# Using Space Marine Scout Squad



## Captain Roy (Feb 6, 2008)

I have a questions to all space marine players. Right
now I'm working on a squad of scouts for my army
and planning to use them for capturing objectives.
Also is the space marine squad are worth using on
the game and what wargear do you use on your
space marine scout squads. If you have any 
questions about my using space marines scout squad.
feel free to post a message on the thread, Thank You
k:


----------



## Johnathanswift (Sep 30, 2008)

Personaly I feild a five man sniper team with a missile launcher and camo cloaks, I sometimes get luck rending or kill a tank, but they get really good when they go to ground and get a +2 cover.


----------



## Deceiver (Sep 19, 2007)

for capturing obj: 
10 man sqd. put 5 in a landspeeder storm and 5 in your zone at or near a counter. Those 5 would have cloaks,4 sr and a hvy bolter or ml.
Could do same for a 2nd sqd. Having Lysander or other who bolsters defences would be nice. Gives a sqd in a ruin 2+ cover (cloak + bolster def.) and not have to go to ground and not shoot next turn.


----------



## Taggerung (Jun 5, 2008)

I run a 10 man squad that all have CC/BP's and the Sgt with a shotgun and a power fist. They outflank usually on turn 3 and take his objective, and since I give them camo cloaks they usually are pretty survivable while sitting on an objective. Every game so far they have earned their points, and the last one took the objective and held it the rest of the game for me.

I also have a 5 man squad with Telion usually and snipers/ML.


----------



## Fugital357 (Jan 19, 2009)

CC and SR equipped Scouts can be good for holding onto objectives, since they're cover save makes them difficult to kill. The SR rend, so you can actually do some damage with them over the course of a few turns. Also, the pinning test can stop an enemy unit from closing on a objective. 

Moreover, the pinning keeps the unit where it was, which means the Scout can do even more damage to it. Against Tau or Guard, this is brutal. 

Something else to mention, Scouts work well with a TF Cannon. The cannon comes with a full Tech-Marine, and he can give is cover-reinforcement to the Scouts. This mean 2+ saves for the Scouts. 

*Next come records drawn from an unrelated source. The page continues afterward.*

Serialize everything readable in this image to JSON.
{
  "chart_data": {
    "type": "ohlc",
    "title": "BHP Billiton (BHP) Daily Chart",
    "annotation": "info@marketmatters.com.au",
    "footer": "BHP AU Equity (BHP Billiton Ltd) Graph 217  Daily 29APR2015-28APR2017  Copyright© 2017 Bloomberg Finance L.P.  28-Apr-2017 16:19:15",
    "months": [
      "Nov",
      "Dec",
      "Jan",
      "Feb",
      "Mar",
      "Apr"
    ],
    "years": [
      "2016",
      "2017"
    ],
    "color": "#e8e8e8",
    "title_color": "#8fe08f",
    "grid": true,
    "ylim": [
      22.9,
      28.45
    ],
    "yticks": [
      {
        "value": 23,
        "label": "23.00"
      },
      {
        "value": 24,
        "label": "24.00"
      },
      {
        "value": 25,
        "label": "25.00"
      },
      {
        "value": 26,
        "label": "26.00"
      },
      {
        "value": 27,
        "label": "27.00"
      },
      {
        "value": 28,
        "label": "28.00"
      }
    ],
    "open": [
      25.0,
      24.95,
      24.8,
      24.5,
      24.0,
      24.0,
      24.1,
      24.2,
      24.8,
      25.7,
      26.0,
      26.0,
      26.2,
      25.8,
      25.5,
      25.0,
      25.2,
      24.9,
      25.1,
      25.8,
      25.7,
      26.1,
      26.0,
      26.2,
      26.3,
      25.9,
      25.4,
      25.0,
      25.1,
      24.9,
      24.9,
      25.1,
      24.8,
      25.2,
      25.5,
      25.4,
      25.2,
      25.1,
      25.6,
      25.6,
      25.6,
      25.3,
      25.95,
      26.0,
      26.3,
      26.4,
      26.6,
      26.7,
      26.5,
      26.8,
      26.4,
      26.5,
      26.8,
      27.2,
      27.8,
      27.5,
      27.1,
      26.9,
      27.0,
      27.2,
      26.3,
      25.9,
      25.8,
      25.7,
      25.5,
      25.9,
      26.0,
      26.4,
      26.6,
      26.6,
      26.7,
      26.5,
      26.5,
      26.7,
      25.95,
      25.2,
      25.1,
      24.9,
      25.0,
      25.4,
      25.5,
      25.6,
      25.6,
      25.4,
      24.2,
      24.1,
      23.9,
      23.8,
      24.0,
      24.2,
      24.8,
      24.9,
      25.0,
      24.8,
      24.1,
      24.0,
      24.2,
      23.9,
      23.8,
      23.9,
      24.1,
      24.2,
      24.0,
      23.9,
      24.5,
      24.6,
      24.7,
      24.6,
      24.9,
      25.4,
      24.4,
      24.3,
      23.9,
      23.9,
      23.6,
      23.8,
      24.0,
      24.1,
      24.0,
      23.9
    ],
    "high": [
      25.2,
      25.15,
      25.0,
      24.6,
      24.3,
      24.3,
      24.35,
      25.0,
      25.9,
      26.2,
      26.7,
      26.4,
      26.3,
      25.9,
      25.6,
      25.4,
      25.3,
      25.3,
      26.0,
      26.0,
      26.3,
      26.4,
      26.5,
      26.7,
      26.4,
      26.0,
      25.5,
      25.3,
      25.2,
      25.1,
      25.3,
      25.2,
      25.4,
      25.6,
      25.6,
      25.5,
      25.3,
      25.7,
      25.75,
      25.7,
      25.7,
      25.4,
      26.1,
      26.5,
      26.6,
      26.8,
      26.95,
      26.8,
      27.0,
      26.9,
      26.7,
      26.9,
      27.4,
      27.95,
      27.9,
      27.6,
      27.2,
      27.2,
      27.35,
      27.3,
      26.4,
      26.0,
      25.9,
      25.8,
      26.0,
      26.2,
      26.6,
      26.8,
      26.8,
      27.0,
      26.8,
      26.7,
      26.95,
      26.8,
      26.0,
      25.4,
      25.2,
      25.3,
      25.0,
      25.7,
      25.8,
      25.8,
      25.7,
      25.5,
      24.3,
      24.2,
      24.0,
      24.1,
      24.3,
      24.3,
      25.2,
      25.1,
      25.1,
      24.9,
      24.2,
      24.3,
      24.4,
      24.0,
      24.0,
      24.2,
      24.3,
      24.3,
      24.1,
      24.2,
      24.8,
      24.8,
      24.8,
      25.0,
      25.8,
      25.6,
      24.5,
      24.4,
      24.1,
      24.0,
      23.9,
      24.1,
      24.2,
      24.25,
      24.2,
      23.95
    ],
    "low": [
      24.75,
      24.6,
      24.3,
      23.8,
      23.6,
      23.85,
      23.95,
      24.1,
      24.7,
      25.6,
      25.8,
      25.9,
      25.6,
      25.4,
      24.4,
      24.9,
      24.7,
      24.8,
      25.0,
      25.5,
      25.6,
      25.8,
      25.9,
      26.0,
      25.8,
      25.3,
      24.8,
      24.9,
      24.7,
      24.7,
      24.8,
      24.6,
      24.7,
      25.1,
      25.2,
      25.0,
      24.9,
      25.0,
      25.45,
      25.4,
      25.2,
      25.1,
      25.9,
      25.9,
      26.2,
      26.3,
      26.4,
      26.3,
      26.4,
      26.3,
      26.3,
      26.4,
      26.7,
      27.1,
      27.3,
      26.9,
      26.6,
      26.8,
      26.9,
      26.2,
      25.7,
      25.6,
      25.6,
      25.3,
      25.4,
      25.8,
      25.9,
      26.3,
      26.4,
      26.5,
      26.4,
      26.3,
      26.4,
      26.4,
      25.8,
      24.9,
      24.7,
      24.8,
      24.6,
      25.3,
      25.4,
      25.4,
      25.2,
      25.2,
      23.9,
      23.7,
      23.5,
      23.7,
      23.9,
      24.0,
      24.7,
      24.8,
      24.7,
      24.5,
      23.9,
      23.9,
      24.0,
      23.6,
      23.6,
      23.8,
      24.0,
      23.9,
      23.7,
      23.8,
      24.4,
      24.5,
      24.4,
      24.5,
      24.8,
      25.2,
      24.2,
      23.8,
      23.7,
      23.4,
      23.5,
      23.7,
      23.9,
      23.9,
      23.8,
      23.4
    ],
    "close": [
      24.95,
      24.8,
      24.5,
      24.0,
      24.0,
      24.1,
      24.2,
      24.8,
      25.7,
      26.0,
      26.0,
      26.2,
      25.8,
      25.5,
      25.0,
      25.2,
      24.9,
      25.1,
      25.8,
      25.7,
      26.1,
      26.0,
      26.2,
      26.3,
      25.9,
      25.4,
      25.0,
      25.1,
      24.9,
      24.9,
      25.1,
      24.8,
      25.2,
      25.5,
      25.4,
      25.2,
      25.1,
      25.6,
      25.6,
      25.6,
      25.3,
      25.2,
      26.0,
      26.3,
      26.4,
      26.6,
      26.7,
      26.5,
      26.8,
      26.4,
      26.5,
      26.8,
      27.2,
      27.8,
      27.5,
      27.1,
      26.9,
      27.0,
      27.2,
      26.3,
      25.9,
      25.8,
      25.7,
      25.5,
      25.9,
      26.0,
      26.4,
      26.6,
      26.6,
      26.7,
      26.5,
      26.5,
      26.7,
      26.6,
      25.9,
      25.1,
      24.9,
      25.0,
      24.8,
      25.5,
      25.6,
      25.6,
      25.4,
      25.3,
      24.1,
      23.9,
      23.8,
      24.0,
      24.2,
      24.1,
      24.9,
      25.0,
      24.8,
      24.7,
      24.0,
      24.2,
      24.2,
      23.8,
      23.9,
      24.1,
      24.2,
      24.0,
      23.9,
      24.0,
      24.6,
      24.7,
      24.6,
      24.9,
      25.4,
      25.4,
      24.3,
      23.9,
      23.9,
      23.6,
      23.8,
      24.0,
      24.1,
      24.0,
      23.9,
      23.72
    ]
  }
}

Basically, fire the Cannon, fire the ML or HB, then fire the SR, and hope the pin something. Don't fire them first, because if a unit G2G, then it'll get a cover save against the HG and Cannon (Also, there will be less units to cove with the templates).


----------



## Captain Roy (Feb 6, 2008)

I want to thank you all for your advice on using space
marine scout squads. If any have any more questions?,
Please feel free to sent a message, Thank You :victory:


----------